# Part I Python Fundamentals 5

This is my review note of Python for the purpose of self-study. The note mixes up with English & Chinese.
- Part I follows the *[Liao's Python tutorial](https://www.liaoxuefeng.com/wiki/0014316089557264a6b348958f449949df42a6d3a2e542c000) (in Chinese)*

In [40]:
# Display multiple interactive objects in one shell
# No Need for print function
from IPython.core.interactiveshell import InteractiveShell
InteractiveShell.ast_node_interactivity = "all"

### 9. 进程和线程

- Process: open a program (word, pyCharm ...)
- Thread: tasks from the program (执行单元）

Python Multi-thread:
    - multi process + single thread
    - single process + multi thread
    - multi process + multi thread (complicated, not recommended)

Multiprocessing

Unix/Linux操作系统提供了一个fork()系统调用，它非常特殊。普通的函数调用，调用一次，返回一次，但是fork()调用一次，返回两次，因为操作系统自动把当前进程（称为父进程）复制了一份（称为子进程），然后，分别在父进程和子进程内返回。

子进程永远返回0，而父进程返回子进程的ID。
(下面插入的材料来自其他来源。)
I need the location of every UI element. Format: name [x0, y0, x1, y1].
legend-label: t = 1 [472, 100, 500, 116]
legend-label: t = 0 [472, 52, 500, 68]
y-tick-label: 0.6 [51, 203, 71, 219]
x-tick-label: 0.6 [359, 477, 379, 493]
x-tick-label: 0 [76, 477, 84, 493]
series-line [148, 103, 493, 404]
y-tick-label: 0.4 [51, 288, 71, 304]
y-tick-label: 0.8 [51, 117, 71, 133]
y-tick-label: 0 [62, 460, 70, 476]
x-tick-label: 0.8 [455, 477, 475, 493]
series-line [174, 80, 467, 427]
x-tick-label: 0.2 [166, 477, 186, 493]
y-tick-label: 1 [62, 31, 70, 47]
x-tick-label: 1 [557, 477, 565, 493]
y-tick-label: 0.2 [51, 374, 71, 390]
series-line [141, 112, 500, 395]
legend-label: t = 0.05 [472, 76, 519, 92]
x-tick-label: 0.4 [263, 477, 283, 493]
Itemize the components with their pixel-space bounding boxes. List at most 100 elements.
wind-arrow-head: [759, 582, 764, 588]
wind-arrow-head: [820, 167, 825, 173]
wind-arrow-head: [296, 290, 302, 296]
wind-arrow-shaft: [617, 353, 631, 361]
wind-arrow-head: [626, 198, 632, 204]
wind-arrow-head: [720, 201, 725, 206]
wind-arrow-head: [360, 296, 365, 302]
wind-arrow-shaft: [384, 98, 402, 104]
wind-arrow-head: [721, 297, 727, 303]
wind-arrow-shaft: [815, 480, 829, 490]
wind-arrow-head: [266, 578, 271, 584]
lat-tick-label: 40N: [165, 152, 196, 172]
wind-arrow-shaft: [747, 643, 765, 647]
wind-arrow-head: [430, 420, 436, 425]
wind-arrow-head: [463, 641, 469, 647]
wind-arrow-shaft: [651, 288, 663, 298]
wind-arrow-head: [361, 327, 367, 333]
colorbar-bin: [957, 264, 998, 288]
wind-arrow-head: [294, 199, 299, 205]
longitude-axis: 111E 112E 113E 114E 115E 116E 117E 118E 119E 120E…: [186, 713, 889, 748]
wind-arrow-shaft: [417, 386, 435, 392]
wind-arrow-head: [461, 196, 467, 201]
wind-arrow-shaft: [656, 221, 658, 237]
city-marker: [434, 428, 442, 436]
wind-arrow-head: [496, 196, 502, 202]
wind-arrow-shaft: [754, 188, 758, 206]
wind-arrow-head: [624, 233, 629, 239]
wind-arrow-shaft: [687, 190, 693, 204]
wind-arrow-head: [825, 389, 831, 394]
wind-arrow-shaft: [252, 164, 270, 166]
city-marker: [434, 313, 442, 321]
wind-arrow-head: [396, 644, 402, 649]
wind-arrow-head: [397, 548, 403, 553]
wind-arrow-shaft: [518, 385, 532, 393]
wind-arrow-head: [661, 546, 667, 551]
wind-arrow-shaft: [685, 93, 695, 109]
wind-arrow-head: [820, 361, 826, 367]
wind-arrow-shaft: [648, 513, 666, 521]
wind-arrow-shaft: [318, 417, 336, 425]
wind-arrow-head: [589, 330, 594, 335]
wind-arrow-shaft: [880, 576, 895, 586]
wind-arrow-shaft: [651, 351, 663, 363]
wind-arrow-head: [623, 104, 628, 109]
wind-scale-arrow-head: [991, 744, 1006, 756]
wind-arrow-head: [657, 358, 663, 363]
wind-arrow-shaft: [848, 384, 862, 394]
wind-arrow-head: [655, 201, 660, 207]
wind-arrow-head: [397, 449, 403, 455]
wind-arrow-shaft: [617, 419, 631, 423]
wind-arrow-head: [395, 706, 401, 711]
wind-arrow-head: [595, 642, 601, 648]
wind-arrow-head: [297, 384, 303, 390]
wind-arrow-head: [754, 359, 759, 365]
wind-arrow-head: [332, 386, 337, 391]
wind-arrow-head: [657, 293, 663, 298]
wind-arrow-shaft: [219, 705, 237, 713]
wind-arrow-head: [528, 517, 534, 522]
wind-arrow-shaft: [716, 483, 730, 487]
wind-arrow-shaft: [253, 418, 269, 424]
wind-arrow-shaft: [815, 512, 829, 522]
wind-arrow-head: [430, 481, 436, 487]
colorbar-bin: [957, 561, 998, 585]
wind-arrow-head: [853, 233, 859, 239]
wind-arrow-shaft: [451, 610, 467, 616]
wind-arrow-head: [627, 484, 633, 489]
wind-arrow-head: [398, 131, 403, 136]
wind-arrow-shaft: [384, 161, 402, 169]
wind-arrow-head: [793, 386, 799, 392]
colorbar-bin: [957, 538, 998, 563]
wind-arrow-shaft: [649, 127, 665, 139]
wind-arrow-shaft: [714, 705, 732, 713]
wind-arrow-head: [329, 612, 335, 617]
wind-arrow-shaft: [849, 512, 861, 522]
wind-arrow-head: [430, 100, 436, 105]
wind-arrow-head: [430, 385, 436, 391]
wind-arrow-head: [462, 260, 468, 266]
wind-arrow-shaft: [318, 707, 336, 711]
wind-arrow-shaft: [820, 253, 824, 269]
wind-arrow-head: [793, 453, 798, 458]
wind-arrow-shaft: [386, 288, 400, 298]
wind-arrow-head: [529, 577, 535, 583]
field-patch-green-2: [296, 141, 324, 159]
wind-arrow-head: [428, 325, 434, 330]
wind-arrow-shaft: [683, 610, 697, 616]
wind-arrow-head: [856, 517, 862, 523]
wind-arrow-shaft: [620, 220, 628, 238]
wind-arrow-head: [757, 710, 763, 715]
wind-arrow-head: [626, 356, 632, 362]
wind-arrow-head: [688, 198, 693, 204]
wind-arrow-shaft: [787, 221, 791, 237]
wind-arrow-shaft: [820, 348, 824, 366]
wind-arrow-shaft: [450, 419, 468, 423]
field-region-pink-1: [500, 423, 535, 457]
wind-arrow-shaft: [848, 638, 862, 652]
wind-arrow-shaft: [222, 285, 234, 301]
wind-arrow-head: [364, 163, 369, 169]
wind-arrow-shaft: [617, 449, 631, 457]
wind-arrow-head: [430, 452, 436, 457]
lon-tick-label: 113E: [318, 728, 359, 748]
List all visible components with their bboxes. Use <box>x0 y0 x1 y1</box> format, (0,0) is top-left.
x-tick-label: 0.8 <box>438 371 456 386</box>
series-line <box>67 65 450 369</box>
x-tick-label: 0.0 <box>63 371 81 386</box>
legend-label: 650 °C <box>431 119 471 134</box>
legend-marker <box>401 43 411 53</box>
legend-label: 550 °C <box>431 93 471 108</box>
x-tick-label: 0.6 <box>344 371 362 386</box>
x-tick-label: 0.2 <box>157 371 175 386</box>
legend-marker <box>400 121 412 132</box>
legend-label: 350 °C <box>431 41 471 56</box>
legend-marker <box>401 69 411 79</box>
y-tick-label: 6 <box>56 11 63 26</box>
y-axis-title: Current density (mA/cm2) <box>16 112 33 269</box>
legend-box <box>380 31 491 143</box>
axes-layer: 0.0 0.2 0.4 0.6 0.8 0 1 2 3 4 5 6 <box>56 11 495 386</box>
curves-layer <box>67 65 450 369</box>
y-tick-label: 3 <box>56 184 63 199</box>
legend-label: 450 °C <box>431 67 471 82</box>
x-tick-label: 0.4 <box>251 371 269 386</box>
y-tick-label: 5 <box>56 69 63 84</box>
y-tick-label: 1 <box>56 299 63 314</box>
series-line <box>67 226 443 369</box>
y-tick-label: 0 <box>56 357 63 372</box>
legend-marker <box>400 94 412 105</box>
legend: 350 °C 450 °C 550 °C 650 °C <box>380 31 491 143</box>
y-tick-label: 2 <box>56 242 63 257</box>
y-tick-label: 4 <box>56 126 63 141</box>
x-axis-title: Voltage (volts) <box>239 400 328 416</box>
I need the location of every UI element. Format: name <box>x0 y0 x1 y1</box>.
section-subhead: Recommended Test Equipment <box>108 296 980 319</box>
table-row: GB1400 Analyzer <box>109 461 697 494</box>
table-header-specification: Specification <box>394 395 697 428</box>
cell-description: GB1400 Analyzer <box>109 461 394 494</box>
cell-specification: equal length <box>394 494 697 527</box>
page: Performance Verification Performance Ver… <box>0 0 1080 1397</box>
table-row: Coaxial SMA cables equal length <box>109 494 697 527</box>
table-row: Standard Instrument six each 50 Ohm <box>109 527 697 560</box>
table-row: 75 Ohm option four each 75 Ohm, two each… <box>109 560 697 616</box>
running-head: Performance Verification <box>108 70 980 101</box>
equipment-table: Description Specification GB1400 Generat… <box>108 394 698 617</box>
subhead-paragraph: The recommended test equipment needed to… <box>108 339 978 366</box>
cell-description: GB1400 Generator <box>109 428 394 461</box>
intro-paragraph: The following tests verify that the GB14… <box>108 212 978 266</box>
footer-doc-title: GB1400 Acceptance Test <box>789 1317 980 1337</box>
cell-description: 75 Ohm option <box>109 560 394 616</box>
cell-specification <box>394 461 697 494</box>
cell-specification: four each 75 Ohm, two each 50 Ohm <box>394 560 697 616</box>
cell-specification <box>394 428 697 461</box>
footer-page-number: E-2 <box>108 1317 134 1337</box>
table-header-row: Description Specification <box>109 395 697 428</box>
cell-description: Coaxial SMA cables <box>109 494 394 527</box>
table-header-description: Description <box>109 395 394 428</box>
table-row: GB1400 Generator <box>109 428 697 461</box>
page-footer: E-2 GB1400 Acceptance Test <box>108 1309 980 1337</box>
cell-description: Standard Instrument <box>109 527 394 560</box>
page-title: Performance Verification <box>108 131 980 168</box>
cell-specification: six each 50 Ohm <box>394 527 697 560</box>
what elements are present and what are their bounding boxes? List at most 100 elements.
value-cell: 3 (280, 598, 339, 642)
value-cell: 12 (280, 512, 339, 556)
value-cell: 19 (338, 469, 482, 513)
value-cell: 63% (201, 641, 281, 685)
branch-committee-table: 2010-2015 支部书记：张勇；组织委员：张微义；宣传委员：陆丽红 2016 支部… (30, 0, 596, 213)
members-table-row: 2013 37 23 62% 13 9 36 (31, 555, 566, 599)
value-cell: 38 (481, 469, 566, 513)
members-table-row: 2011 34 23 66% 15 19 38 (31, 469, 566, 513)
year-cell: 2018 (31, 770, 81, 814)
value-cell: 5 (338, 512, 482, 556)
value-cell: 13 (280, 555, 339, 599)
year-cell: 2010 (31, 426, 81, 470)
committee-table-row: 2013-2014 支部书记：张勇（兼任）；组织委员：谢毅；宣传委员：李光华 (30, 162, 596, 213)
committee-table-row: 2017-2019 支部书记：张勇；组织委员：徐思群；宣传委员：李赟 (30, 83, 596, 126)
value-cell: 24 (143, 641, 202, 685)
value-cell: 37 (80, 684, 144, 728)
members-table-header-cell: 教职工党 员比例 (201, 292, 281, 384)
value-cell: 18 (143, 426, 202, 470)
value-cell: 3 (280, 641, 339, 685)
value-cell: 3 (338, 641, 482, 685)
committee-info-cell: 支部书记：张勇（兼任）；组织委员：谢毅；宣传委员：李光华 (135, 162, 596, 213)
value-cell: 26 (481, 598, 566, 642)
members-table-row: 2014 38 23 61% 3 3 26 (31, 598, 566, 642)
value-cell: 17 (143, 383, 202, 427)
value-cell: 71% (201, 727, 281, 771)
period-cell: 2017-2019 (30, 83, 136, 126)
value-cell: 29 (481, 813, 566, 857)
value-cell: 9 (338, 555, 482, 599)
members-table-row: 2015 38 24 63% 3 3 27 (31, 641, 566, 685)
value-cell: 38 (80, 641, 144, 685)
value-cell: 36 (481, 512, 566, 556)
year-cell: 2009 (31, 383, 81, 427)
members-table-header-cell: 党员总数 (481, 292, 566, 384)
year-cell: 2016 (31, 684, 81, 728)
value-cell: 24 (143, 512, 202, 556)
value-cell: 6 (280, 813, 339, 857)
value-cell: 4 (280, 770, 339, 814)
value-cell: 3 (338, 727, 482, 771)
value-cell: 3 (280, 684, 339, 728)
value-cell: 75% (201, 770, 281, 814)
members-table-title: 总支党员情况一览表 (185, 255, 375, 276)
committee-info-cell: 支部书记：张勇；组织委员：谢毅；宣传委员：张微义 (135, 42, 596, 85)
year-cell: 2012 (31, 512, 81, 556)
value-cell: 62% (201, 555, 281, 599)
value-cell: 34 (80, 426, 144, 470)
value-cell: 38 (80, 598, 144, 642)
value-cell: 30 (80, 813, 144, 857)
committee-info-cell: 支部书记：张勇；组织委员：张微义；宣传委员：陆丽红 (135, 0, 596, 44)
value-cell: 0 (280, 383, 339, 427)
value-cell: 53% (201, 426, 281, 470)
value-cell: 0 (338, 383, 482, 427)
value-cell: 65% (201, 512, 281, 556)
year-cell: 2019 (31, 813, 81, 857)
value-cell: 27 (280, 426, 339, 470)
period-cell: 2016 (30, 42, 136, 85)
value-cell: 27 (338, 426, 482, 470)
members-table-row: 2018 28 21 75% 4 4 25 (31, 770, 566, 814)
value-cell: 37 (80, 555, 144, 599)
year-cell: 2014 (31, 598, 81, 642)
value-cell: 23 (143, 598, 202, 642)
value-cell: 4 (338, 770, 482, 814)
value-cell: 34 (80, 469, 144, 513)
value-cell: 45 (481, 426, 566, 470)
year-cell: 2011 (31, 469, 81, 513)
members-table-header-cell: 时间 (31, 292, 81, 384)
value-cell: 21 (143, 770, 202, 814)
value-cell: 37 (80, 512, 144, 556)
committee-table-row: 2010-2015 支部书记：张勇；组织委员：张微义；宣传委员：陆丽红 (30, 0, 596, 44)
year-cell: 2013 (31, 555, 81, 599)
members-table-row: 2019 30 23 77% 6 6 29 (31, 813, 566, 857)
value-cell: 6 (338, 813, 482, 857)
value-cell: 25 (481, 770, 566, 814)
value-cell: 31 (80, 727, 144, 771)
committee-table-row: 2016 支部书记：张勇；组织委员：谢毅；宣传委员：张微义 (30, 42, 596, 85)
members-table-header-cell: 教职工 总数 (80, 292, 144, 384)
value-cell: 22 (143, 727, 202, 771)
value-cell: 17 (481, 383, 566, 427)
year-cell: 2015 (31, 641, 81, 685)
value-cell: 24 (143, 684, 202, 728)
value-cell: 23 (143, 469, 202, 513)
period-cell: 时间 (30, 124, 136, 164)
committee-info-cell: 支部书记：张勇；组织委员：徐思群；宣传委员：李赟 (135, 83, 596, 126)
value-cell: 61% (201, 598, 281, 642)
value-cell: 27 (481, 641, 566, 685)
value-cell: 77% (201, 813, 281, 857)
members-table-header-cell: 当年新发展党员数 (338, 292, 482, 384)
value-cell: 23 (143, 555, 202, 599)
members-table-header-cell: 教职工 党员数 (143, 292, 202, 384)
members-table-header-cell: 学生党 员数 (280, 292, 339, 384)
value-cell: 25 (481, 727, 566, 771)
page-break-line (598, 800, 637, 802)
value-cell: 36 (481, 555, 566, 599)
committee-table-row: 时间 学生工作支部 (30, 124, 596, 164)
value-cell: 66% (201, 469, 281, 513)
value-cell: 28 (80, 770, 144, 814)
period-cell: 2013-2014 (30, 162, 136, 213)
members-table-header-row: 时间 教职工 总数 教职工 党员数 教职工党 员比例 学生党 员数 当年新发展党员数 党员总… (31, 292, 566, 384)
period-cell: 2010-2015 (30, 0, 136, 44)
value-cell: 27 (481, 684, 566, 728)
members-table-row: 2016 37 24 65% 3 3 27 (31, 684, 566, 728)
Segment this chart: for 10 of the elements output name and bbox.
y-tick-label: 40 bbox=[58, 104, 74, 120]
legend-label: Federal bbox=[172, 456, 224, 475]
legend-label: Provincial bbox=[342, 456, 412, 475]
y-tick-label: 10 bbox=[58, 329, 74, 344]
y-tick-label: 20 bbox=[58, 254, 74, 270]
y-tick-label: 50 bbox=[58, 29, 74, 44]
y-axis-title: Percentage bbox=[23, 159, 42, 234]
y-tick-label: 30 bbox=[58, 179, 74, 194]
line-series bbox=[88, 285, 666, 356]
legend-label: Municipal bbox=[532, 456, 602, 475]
这样做的理由是，一个父进程可以fork出很多子进程，所以，父进程要记下每个子进程的ID，而子进程只需要调用getppid()就可以拿到父进程的ID。

In [18]:
import os


print('Start running process %s' % os.getpid()) # get current process id

# RETURN TWICE
pid = os.fork()
if pid == 0:
    print('This is the child process %s from father process %s' % (os.getpid(), os.getppid())) # get praent process id
else:
    print('This is the father process %s' % os.getpid())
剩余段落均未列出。